Выбрать главу

— А вот это уже загадка, — ответил Дворцов. — Есть вроде незначительные зацепки. Со слов официанта вагона-ресторана и проводников мои люди составили «робот», дали в розыск. Похоже, Портнова полоснул рецидивист по кличке Октябренок. Кличку свою он получил из-за татуировки на запястье в виде звездочки, но дело не в этом…

— А в чем?

— В том, что если смерть киллера — всего лишь нелепый случай, то ниточка на том не оборвется.

Сто граммов коньяка восстановили душевное равновесие Гридина.

— Выходит, я теперь у этого Октябренка в должниках, — усмехнулся он невесело. — Что вы по этому поводу думаете?

— А что тут думать, — снова вступил в разговор Хализев. — Ясно одно, как белый день: тот, кто на это пошел, не остановится. В политике тоже незаменимых нет.

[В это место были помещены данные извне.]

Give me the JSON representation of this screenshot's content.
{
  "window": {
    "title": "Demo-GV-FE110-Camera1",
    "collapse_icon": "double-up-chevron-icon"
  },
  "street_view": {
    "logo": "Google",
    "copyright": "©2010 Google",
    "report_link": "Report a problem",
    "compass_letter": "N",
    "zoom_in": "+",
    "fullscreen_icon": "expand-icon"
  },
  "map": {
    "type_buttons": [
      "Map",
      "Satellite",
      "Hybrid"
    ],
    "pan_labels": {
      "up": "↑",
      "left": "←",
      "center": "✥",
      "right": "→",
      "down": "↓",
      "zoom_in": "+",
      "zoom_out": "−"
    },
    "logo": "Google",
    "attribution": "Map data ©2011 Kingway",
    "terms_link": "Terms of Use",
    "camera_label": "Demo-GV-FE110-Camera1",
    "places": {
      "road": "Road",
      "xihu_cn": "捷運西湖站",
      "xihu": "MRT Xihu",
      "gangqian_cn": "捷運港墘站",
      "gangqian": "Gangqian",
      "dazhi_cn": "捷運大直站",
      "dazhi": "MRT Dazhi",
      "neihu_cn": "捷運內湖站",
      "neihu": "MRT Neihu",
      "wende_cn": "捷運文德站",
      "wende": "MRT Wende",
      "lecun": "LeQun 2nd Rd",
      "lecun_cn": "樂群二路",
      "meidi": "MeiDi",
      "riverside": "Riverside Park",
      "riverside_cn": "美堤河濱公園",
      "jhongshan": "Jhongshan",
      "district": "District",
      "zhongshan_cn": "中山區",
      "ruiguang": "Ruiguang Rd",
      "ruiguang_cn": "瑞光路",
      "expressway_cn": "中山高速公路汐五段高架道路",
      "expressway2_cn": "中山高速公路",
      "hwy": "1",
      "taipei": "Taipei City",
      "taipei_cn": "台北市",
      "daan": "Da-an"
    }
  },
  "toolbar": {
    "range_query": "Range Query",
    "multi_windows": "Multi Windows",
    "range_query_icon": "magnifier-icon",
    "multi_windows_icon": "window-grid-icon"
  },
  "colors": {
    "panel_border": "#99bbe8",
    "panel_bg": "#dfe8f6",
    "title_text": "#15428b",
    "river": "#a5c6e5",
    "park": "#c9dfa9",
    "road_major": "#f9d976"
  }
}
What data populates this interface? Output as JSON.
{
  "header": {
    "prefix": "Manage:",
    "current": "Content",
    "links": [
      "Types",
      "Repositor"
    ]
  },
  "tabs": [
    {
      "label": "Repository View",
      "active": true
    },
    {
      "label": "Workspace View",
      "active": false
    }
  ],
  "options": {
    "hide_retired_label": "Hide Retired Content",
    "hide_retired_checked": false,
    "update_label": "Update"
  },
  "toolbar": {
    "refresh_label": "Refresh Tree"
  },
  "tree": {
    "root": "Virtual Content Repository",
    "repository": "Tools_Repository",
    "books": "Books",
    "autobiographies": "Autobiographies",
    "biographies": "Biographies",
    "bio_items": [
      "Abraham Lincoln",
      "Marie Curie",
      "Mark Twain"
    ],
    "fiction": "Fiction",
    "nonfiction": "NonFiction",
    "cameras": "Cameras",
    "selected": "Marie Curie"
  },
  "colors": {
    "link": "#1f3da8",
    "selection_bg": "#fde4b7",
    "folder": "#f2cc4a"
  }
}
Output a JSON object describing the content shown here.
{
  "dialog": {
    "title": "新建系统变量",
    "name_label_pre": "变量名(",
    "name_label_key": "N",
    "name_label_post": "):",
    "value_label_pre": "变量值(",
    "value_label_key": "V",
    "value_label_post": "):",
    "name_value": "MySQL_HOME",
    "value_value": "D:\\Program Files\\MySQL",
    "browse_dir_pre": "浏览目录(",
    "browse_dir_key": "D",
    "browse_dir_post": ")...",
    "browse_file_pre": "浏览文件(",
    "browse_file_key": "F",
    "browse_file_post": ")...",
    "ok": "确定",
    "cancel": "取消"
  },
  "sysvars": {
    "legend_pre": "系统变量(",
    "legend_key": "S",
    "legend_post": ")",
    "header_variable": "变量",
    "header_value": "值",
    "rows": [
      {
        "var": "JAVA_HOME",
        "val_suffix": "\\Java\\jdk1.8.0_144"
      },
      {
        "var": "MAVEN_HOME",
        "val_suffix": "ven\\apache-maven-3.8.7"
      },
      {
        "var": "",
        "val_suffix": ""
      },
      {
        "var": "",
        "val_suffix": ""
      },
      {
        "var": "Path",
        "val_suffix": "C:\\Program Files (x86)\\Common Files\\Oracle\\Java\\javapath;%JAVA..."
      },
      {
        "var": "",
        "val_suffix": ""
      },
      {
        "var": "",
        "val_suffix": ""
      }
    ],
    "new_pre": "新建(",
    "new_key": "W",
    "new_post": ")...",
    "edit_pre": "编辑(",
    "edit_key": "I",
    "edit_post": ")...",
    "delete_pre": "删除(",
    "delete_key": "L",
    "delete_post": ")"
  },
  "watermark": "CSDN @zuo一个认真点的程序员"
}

— Ты себя или меня хочешь обмануть? — снисходительно улыбнулся Гридин. — При чем тут политика? Вызвали в Москву, подписали договор о разделении полномочий. Зачем киллера-то нанимать, Аркадий?

Хализев спорить не стал.

— Нужно принимать меры, — сказал молчавший до сих пор Ставров. — Дублер есть наверняка. В чеке — аванс, деньги у заказчика, надо понимать, не последние. Тут я с Аркадием Давыдовичем не могу не согласиться.

— Смерть гонится и за бегущим, — многозначительно изрек Гридин.

— Бросьте вы, — махнул рукой Дворцов. — Если киллер действительно объявится, мы его обнаружим в считанные дни…

— И закидаем шапками, — подкузьмил его Давыдов, поморщившись не то от боли в пояснице, не то от льстивых интонаций в голосе милицейского начальника.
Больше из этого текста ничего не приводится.